Existence of dynamical low rank approximations for random semi-linear evolutionary equations on the maximal interval

Yoshihito Kazashi; Fabio Nobile

doi:10.1007/s40072-020-00177-4

Existence of dynamical low rank approximations for random semi-linear evolutionary equations on the maximal interval

Stoch Partial Differ Equ. 2021;9(3):603-629. doi: 10.1007/s40072-020-00177-4. Epub 2020 Aug 5.

Authors

Yoshihito Kazashi¹, Fabio Nobile¹

Affiliation

¹ Institute of Mathematics, École Polytechnique Fédérale de Lausanne, CSQI, Station 8, CH-1015 Lausanne, Switzerland.

Abstract

An existence result is presented for the dynamical low rank (DLR) approximation for random semi-linear evolutionary equations.
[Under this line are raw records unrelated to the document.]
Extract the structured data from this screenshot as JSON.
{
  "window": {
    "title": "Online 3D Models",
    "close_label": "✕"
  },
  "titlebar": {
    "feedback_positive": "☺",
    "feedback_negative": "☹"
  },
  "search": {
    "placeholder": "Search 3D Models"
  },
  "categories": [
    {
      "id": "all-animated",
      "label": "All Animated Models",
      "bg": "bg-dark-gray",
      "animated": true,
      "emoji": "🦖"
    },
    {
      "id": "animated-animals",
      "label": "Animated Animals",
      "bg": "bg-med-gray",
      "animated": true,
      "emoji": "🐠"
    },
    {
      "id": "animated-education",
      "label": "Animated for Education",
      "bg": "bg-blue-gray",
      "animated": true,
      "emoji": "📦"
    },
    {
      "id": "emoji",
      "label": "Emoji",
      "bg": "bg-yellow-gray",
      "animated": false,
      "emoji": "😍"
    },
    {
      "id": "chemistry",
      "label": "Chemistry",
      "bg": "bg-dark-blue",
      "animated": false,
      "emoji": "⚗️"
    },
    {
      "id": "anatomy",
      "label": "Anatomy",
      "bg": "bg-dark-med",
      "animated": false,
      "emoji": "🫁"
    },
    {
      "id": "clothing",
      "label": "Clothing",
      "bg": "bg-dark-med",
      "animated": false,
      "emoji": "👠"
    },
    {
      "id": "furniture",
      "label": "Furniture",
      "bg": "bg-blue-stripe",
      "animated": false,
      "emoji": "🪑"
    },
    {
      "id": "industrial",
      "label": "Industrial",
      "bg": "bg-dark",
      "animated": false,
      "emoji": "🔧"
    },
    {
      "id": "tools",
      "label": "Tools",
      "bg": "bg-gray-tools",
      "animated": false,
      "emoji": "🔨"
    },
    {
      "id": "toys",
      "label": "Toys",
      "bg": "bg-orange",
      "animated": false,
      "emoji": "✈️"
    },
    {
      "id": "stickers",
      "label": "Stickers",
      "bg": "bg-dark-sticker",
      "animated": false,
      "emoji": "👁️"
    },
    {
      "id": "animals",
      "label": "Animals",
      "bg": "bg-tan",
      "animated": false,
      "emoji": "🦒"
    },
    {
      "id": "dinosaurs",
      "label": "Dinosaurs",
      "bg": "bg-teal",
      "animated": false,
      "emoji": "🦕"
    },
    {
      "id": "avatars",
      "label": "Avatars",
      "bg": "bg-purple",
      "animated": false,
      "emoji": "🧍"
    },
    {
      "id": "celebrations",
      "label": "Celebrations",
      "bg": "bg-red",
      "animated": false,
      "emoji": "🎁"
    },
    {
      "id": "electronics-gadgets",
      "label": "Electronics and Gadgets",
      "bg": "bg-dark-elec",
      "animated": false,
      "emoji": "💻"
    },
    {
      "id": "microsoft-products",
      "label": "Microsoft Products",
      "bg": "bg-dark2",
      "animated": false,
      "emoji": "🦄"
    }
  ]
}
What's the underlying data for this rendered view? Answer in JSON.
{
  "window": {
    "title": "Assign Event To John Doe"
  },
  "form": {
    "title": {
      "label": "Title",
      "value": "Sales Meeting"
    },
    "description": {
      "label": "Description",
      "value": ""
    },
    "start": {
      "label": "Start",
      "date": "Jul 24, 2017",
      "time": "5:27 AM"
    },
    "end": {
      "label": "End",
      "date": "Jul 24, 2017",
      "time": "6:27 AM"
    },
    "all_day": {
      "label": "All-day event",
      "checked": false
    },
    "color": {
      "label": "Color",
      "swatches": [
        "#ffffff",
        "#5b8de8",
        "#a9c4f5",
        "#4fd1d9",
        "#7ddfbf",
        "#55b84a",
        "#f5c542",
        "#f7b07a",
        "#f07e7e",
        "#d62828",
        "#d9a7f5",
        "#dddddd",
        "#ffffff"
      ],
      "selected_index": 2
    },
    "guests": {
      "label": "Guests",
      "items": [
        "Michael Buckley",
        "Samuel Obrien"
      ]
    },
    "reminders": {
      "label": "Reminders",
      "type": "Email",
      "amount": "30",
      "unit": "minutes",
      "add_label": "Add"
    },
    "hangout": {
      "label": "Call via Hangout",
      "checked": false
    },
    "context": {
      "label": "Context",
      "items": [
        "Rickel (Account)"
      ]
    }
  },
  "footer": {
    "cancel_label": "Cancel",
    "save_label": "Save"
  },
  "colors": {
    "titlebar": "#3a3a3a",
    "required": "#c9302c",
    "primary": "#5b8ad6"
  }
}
The DLR solution approximates the true solution at each time instant by a linear combination of products of deterministic and stochastic basis functions, both of which evolve over time. A key to our proof is to find a suitable equivalent formulation of the original problem. The so-called Dual Dynamically Orthogonal formulation turns out to be convenient. Based on this formulation, the DLR approximation is recast to an abstract Cauchy problem in a suitable linear space, for which existence and uniqueness of the solution in the maximal interval are established.

Keywords: Dynamical low rank approximation; Non-linear evolution equation; Singular value decomposition; Well-posedness.